Growing as a hardy herbaceous perennial, the peppermint plant, Mentha x piperita is a natural hybrid of spearmint, Mentha spicata, and an aquatic mint, water mint, Mentha aquatica. There are peppermint cultivars to choose from if you are thinking about growing your own plants. Chocolate mint is a favorite and makes wonderful tea, but there is also citrus flavors and variegated options. It grows quickly and spreads in moist, partly shaded areas. It is considered invasive in some countries including New Zealand, Australia, and parts of the US. Because of its ability to spread, it might be best to grow it in a container. It will need to be repotted often as it outgrows its restraints easily and can strangle itself.

Peppermint can grow inside and out. Since it is in containers, you might easily move your plants inside for the winter and continue to make tea from fresh leaves or add leaves to your favorite recipes. I love the fresh leaves when making tzatziki or other refreshing yogurt-based dips such as raita.

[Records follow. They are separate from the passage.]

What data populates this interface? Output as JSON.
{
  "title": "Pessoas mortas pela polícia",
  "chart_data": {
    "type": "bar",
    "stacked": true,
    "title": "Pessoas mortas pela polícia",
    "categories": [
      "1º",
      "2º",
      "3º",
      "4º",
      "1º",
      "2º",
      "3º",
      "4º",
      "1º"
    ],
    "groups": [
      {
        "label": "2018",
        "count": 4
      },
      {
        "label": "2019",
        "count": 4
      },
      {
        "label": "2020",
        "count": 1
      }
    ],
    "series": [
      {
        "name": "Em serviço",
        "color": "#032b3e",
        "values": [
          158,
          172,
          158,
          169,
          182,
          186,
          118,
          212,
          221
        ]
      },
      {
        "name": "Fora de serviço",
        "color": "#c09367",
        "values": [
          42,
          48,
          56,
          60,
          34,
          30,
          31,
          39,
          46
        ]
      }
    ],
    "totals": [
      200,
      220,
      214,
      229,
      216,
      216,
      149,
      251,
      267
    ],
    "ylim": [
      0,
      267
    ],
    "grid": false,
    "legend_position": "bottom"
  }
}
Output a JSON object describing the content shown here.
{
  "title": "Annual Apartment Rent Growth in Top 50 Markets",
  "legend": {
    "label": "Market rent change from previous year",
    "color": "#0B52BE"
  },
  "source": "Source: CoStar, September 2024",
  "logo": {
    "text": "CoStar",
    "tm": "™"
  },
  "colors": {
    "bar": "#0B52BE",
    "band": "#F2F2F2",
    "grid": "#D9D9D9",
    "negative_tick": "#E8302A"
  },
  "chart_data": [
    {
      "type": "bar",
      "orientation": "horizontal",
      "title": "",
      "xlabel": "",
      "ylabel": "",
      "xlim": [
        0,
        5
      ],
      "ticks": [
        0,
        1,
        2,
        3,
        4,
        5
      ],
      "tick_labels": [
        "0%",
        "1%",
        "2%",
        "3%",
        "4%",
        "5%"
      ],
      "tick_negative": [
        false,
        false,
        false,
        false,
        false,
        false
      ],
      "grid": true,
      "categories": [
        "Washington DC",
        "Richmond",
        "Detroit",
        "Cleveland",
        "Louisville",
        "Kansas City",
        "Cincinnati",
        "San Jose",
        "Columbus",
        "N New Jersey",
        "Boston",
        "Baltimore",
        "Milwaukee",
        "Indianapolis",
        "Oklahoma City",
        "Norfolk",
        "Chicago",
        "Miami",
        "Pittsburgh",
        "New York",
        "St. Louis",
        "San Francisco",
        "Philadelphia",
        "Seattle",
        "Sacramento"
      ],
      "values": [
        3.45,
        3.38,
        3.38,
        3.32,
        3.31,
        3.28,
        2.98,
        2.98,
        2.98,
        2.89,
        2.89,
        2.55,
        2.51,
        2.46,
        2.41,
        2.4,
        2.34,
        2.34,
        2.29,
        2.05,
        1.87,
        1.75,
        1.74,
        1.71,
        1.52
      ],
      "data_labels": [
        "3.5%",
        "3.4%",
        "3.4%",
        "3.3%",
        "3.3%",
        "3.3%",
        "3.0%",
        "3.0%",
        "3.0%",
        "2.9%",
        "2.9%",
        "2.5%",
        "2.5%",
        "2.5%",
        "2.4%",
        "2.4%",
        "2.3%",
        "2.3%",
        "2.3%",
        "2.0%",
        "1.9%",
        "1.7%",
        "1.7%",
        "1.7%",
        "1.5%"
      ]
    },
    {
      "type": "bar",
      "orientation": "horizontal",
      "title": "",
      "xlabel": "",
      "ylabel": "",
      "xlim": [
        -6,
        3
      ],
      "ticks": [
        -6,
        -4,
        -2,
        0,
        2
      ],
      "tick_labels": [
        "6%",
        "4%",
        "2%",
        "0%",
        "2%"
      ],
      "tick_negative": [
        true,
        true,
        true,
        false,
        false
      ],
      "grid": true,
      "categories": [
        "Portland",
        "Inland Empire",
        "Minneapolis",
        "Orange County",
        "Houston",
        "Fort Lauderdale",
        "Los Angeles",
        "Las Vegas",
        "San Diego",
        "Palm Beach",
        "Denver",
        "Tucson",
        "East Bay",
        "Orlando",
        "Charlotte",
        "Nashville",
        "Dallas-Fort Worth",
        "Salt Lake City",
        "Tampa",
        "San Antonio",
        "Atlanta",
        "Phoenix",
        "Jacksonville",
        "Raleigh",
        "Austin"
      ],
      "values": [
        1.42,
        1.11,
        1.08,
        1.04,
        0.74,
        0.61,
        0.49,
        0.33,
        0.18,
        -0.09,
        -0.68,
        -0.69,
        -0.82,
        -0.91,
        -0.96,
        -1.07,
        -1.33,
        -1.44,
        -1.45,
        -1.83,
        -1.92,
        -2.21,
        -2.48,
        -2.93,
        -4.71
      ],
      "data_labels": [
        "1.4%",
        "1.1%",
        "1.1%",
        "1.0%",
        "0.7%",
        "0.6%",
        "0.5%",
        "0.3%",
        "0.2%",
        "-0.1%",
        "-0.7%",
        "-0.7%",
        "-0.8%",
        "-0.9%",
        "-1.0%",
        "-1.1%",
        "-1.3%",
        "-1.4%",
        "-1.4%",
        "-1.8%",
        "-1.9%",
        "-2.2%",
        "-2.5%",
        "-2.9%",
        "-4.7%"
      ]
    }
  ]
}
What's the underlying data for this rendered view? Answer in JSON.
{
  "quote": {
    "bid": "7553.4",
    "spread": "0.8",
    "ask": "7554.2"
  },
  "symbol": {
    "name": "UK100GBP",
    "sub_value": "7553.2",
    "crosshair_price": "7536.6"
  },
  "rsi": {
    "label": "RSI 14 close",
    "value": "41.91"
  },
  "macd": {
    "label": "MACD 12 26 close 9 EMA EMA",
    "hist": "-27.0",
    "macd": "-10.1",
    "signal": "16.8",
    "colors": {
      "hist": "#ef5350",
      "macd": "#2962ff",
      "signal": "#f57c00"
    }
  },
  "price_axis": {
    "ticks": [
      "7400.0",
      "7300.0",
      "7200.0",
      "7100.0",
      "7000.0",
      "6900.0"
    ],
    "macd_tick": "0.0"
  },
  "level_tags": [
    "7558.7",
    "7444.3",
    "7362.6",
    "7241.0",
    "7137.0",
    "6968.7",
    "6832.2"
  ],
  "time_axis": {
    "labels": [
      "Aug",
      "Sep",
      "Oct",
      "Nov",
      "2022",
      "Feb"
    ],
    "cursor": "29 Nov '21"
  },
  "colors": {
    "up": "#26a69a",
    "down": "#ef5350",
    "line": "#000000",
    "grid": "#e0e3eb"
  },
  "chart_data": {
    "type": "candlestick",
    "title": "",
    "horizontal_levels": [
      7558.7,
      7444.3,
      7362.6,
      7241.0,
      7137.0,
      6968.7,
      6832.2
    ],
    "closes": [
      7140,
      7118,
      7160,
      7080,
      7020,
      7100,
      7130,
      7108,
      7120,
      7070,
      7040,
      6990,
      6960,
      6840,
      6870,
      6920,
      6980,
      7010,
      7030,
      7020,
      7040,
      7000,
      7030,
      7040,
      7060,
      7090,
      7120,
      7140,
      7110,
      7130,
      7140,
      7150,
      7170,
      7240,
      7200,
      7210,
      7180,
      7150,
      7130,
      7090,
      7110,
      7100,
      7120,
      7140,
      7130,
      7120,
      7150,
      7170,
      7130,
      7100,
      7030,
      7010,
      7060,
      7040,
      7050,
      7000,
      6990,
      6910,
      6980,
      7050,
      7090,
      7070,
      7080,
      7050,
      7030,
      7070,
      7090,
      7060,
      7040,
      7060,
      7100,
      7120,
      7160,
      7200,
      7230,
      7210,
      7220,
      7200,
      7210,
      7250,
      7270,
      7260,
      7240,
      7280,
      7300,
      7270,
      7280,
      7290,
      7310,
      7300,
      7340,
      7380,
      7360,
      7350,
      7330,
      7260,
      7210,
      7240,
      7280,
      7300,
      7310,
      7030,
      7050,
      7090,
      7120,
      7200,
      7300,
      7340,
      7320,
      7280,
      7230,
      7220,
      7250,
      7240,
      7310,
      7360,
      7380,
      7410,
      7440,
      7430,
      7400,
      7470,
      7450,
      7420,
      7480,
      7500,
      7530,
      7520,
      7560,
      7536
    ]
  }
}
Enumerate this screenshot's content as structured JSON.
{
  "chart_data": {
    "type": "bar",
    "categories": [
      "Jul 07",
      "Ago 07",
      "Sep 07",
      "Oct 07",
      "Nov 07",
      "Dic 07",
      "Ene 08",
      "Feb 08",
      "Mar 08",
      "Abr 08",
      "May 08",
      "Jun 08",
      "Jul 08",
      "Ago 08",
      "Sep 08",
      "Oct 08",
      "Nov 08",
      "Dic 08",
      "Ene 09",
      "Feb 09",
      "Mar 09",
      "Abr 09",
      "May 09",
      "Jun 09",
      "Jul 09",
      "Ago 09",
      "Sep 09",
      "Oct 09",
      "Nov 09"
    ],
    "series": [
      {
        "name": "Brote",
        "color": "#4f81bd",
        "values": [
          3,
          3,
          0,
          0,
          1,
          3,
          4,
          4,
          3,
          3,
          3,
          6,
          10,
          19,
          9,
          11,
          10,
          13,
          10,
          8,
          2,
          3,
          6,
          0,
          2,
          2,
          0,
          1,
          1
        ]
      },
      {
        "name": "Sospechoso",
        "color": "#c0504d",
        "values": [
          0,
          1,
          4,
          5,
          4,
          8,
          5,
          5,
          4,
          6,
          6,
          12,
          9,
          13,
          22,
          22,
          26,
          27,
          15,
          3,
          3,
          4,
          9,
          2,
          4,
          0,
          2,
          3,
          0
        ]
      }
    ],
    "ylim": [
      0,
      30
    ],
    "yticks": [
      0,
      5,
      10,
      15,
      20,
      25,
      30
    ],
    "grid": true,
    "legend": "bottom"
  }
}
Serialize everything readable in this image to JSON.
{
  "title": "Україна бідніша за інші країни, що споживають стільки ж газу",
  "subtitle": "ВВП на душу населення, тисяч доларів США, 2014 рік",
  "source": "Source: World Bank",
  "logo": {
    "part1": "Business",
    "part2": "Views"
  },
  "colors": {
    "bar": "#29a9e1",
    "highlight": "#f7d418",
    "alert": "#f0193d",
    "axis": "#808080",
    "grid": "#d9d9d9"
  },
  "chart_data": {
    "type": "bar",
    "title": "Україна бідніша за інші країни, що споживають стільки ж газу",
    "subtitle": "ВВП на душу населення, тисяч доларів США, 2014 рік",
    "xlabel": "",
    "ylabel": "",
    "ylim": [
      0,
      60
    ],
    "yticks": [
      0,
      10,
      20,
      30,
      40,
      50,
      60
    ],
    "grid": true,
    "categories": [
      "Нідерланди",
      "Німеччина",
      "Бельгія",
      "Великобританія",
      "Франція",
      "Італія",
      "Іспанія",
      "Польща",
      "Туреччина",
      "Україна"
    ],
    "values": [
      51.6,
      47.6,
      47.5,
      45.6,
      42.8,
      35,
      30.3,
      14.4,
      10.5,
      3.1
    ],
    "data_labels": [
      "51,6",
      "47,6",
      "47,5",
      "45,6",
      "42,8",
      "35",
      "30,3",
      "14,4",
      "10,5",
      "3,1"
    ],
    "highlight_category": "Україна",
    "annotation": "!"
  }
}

Best harvested before the plant starts to flower, you can cut large amounts to store for future use. Peppermint leaves store well in the freezer, often maintaining the volatile oils and flavor better than drying. For longer storage, drying leaves is certainly an option.

To harvest

With scissors, cut the stems 2 to 3 inches above the ground before the plant starts to make flower buds. Dunk the stems in a cold salted water bath to remove any little insect friends. Rinse and dry the stems.

To store in the freezer

Gently remove the washed leaves from the stems. You might use scissors or pinch them off. Two ways I have successfully stored peppermint are finely chopped leaves in reusable glass jars, not too tightly packed, or whole leaves in resealable freezer bags. The chopped leaves are great to use as tea, mix with other herb teas, or to add into a soup or sauce.

Two drying methods

  1. First method is to take your washed stems and tie several together and hang upside down in a clean, dry, dark, place that has excellent air flow. Check on them often. When fully dry, the leaves will crumble right off the stems. Best stored in an airtight container such as a reusable jar.
  2. Second method is to use the residual heat from your oven, so at an extremely low temperature. Take the leaves off the stems like you would for fresh use or freezing and spread in a single layer on a sheet and put in a recently used oven overnight. This can be a bit risky as you will probably lose the vibrant green color, and could slightly “cook” the leaves, losing some of the healthful benefits. In areas with high humidity, drying herbs can take too long, or plants can become moldy, so this is a good alternative. Of course, if you have a dehydrator there may be settings appropriate for drying herbs. I like the residual heat from the oven because it doesn’t require any addition electricity.

A valuable herb in the kitchen and medicine cupboard. I’m looking forward to using peppermint to make the winter months ahead more enjoyable, cozy, invigorated and without any headaches or digestive complaints.